In the areas of “critical concern”, the guidance calls for a proportionate approach that takes into account the fundamental human rights of the individuals concerned.  When organizations use AI systems that involve these critical concerns, they will need to undergo a careful ethical (as well as legal) assessment.

Next Steps

As noted above, the guidance will now enter a “piloting phase” where interested stakeholders can provide feedback on implementing the guidance and the assessment list in real projects.  Based on this feedback, the AI HLEG will update the guidance in early 2020.

In the meantime, according to the Communication the Commission will work towards a set of international AI ethics guidelines that brings the European approach to the global stage.  The Commission intends to cooperate with “like-minded partners” by finding convergence with other countries’ AI ethics guidelines and building an international group for broader discussion.  It will also continue to “play an active role in international discussions and initiatives,” such as contributing to the G7 and G20 summits on this issue.

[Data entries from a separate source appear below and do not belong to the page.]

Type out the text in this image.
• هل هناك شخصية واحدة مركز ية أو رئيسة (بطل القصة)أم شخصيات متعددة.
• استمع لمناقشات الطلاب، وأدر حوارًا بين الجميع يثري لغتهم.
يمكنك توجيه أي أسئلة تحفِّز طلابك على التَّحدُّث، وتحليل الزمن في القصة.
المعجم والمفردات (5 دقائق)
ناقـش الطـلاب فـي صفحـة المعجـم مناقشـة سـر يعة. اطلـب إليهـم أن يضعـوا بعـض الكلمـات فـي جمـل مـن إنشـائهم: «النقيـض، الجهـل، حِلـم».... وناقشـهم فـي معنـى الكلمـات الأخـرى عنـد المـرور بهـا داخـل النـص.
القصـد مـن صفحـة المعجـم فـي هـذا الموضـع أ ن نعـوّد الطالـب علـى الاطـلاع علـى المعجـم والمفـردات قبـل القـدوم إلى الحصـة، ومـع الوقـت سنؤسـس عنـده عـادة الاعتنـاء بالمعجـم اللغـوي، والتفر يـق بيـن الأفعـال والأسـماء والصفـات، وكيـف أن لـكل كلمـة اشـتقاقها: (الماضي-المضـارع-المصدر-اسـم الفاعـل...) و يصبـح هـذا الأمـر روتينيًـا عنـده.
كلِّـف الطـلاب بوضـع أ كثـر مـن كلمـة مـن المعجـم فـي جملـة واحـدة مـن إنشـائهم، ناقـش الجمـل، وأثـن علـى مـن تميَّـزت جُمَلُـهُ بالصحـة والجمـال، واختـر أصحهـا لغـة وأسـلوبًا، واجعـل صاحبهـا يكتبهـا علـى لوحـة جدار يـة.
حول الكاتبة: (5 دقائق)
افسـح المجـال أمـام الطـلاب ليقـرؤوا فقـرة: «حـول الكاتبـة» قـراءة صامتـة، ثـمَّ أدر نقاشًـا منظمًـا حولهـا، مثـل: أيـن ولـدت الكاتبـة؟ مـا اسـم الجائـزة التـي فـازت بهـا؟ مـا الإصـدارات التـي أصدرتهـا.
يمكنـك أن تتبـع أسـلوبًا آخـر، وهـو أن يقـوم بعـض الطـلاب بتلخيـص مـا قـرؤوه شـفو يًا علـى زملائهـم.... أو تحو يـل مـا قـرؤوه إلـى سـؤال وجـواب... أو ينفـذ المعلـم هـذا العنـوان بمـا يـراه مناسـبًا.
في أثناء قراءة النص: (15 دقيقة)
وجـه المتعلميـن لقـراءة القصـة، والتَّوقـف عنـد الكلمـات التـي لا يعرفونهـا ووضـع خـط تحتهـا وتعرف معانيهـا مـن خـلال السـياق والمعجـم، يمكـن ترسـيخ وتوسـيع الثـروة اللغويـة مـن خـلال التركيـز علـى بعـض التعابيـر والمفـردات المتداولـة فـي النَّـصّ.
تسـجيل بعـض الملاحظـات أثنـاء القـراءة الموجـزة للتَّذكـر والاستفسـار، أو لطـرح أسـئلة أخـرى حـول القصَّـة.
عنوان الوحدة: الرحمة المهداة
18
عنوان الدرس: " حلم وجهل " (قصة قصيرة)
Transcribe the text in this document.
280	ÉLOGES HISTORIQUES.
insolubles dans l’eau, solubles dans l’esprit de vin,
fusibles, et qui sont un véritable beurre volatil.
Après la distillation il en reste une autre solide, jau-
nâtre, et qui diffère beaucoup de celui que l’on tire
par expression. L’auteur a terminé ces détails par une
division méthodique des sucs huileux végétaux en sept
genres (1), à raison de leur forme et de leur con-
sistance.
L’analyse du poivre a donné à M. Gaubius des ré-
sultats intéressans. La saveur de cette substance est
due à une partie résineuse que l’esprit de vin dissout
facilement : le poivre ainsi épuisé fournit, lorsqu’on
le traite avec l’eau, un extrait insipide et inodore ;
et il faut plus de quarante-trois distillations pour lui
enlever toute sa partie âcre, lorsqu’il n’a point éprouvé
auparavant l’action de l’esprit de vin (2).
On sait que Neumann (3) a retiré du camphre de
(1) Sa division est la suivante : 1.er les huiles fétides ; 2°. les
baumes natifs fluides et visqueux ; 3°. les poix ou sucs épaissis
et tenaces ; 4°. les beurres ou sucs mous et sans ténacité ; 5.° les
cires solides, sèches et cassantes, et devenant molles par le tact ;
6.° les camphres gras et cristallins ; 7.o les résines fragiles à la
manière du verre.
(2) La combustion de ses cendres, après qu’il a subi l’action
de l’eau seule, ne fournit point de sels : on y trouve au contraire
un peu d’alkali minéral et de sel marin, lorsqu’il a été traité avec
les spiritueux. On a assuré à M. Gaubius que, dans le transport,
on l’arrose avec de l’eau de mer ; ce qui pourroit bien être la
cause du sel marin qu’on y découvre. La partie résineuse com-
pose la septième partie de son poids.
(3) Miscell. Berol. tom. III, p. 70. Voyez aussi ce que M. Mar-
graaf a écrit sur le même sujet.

Finally, the Commission announced in its Communication the following plans, to be implemented by the third quarter of 2019:

  • To launch networks of AI research excellence centers;
  • To launch networks of digital innovation hubs (focusing on AI in manufacturing and big data);
  • To start discussions with Member States and stakeholders to “develop and implement a model for data sharing and making best use of common data spaces”;
  • To continue work on its draft report identifying the challenges with the use of AI in the product liability space; and
  • For the European High-Performance Computing Joint Undertaking to develop next generation supercomputers which the Commission considers “essential for processing data and training AI.”

These plans further build on the Commission’s broader European AI Strategy, aimed at boosting Europe’s competitiveness in the field of AI.